A Nova York sépia de James Gray, com suas luzes amarelas, que quase nunca são suficientemente capazes de limar as sombras do plano, não é exatamente convidativa. A primeira sequência já expõe tal fato de maneira exemplar: a busca de um sonho ou a fuga em busca de refúgio é, em realidade, inalcançável. Tão inalcançável quanto a Estátua da Liberdade, que um zoom out vai nos afastando lentamente dela, até enquadrar as costas do personagem Joaquim Phoenix, este provavelmente um imigrante, assim como a jovem interpretada por Marion Cotillard, que ao desembarcar do navio, encontra uma estação apinhada de gente vestida de preto, iluminada não pelo amarelo ouro da riqueza e sim pelo amarelo hepatite da degradação.

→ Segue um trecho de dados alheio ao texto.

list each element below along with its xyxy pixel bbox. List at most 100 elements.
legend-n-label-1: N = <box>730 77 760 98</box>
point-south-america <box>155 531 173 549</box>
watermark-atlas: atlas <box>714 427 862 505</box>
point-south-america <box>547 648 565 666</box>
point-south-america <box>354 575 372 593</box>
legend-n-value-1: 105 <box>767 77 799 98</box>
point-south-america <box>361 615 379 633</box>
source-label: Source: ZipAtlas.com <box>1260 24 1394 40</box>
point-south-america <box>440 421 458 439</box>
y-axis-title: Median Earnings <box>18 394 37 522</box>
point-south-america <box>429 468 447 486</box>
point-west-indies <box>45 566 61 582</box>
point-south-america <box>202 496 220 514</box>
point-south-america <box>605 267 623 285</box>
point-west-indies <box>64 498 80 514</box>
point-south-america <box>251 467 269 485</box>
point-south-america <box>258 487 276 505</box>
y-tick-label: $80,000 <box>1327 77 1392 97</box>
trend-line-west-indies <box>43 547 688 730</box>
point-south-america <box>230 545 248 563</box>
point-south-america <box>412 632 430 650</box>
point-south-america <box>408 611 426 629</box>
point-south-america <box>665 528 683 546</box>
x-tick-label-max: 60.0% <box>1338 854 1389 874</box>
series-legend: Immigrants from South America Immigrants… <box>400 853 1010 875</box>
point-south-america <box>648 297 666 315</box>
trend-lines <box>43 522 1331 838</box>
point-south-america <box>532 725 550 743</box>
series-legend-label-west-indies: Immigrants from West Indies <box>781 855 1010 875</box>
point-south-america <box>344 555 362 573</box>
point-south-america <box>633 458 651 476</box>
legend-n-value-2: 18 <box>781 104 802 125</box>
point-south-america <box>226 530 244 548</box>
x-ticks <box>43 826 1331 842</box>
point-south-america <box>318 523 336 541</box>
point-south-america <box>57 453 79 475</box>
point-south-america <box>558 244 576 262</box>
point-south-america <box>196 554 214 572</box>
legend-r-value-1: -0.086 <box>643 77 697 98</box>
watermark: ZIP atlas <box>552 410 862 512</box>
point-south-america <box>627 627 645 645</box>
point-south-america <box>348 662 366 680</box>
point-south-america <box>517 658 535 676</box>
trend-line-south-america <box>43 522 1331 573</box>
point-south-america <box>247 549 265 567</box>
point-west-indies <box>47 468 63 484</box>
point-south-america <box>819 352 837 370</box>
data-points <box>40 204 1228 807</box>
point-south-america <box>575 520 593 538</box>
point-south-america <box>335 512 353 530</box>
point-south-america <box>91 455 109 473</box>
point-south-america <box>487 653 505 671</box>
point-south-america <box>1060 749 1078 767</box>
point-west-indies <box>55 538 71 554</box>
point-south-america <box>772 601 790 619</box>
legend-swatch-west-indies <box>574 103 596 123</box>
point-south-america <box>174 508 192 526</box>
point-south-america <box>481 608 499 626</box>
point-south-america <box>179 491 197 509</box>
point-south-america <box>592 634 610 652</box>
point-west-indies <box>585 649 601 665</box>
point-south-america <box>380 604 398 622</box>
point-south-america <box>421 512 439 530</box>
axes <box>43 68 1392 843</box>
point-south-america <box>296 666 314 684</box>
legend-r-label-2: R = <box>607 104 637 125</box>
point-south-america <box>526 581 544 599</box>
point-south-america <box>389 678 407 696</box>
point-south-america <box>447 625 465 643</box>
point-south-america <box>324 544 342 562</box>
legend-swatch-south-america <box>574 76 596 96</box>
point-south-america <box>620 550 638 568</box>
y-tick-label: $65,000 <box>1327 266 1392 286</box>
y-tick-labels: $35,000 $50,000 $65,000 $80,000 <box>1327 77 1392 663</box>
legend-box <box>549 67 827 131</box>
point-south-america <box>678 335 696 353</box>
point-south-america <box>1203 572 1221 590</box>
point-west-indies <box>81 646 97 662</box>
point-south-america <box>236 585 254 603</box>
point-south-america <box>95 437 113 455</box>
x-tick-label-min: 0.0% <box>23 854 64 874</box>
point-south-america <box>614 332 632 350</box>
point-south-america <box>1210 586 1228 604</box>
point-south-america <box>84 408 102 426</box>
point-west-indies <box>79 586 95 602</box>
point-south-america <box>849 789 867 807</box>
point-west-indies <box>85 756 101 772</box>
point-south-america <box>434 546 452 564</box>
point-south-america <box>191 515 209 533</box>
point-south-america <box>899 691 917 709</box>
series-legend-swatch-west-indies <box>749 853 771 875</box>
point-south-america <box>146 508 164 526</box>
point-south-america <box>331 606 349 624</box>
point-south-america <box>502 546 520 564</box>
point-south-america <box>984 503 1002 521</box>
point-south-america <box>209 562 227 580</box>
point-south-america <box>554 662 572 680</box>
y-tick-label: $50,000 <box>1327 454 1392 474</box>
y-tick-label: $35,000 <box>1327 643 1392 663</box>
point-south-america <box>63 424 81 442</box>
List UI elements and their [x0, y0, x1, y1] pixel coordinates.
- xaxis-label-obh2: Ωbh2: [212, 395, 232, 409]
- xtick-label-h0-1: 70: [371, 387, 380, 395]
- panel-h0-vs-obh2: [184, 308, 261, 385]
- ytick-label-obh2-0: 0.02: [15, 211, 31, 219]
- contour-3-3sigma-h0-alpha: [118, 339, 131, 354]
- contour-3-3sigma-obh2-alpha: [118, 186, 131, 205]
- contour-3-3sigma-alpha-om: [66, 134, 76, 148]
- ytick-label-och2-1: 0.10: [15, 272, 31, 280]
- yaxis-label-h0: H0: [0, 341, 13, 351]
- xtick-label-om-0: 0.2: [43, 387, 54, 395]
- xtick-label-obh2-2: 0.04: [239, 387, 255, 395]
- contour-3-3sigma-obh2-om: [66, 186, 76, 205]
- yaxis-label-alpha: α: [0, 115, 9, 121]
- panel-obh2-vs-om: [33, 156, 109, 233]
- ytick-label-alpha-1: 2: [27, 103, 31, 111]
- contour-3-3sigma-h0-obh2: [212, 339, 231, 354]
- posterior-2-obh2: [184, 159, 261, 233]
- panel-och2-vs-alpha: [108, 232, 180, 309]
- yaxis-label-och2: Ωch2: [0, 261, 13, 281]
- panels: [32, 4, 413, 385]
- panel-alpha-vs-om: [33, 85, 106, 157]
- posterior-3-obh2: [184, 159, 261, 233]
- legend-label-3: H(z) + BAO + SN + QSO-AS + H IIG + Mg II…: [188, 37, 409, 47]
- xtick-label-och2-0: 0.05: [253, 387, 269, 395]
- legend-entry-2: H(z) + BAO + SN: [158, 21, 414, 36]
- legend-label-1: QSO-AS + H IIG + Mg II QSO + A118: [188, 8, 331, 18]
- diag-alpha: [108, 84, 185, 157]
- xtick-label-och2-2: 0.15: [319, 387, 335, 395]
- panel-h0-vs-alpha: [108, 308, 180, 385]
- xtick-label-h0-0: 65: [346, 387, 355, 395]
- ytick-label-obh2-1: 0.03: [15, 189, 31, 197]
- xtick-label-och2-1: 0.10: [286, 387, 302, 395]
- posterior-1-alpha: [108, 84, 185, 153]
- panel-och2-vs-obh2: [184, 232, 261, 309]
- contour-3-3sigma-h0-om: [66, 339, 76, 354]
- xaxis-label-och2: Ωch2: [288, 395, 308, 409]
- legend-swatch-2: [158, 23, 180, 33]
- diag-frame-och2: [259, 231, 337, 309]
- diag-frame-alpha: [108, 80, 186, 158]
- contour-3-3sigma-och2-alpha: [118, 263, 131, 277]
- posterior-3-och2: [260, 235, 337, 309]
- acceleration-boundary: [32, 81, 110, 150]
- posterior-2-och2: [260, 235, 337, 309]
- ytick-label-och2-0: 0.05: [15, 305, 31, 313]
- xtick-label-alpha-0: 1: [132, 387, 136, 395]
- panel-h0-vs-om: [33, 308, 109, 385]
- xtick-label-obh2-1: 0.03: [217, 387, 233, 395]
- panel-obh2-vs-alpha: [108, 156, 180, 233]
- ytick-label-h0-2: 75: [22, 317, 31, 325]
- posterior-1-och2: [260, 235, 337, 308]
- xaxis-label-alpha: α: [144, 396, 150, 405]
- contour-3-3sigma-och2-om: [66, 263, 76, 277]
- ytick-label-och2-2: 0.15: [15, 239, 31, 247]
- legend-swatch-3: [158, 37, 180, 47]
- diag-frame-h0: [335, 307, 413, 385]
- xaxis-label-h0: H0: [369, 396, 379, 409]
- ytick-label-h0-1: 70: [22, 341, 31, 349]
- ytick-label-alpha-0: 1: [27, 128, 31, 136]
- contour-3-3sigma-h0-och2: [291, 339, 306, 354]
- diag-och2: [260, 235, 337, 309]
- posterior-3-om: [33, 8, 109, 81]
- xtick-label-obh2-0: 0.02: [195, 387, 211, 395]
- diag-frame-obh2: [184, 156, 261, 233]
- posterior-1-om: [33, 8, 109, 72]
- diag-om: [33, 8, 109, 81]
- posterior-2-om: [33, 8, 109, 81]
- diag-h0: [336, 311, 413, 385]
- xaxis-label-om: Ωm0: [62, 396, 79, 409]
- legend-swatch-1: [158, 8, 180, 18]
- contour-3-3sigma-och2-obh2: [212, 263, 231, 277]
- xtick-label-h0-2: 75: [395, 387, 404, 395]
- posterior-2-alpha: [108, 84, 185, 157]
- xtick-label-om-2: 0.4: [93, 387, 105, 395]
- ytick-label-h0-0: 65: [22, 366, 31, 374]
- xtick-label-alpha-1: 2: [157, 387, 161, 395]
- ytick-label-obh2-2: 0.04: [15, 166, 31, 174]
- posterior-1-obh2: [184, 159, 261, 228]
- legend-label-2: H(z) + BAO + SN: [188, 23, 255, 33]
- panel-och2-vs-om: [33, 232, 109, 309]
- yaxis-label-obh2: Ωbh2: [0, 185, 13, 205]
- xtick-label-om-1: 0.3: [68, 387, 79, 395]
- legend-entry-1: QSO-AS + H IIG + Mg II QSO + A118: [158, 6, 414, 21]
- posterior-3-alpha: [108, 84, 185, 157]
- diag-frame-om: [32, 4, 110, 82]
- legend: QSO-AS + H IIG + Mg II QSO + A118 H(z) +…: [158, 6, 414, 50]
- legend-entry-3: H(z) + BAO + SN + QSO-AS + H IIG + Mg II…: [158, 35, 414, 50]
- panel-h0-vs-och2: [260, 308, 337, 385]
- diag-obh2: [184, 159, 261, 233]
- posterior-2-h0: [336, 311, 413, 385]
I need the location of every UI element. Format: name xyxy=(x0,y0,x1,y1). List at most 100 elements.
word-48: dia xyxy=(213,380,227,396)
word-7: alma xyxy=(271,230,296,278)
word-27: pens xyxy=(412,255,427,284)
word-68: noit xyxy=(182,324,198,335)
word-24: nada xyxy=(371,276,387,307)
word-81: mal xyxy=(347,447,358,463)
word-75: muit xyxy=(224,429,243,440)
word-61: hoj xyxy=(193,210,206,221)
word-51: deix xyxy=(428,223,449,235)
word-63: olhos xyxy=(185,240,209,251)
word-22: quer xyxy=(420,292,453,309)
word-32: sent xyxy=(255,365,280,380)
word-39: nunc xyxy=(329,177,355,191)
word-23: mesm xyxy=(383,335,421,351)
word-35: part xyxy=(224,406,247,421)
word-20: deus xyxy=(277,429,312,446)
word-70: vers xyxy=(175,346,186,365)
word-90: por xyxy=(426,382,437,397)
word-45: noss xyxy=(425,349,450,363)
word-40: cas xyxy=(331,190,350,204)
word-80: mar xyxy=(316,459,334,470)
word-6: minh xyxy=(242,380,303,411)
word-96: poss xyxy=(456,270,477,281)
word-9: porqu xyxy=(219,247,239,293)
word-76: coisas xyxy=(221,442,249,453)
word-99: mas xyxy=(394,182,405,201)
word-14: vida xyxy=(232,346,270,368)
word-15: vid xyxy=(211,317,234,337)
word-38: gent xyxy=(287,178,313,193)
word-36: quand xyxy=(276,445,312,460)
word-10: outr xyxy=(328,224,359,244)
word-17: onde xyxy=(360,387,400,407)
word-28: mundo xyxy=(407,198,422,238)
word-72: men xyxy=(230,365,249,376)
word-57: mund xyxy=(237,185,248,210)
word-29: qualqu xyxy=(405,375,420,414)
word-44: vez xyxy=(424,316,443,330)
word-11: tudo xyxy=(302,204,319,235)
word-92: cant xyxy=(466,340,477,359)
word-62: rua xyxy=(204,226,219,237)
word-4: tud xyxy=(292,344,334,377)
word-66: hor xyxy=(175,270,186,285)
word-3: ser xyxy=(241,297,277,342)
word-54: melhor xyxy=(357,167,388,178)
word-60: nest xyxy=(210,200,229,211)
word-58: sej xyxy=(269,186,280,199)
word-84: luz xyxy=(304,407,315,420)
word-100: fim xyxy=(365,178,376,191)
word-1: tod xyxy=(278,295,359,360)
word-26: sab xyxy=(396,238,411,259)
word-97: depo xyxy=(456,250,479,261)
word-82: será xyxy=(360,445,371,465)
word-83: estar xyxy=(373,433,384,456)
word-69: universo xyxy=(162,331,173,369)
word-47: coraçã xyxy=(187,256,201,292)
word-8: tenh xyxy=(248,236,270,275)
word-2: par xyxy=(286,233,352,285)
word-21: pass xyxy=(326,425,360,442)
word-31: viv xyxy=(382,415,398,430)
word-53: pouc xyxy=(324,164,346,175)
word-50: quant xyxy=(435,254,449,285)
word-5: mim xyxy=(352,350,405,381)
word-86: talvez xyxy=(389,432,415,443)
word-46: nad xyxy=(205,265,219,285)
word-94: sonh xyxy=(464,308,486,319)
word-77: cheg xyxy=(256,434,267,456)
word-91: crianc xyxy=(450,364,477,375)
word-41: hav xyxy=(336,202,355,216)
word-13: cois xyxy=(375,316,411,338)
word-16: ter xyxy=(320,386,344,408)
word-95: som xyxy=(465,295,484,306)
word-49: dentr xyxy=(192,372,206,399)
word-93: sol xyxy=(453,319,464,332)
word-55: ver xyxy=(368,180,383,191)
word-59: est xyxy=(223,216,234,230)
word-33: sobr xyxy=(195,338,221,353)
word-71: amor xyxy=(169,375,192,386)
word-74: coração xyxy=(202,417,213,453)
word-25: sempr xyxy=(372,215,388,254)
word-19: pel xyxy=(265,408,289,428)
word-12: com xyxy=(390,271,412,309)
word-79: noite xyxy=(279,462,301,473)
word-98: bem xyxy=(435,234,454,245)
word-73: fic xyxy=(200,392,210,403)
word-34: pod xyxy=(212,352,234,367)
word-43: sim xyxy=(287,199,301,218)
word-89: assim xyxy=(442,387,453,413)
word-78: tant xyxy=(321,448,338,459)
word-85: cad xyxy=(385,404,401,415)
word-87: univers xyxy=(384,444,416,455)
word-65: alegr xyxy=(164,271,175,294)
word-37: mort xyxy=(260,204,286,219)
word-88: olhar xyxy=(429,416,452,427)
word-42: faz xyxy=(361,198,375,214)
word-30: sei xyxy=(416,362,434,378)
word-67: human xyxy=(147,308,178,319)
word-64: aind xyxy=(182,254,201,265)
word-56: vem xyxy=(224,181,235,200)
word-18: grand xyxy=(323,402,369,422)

Brilhante apropriação de elementos do melodrama e incisivo comentário social sobre a América de ontem, de hoje e, possivelmente, do futuro: Era Uma Vez em Nova York e nos exibe um lugar construído por imigrantes, que mal os tolera. Dualidades estão presentes durante toda a projeção, nenhuma delas tão intrigantes quanto o plano final, seus reflexos, sua divisão minuciosa e suas idas e vindas dos personagens. Imagem memorável, em um filme repleto delas. (Wellington Sari)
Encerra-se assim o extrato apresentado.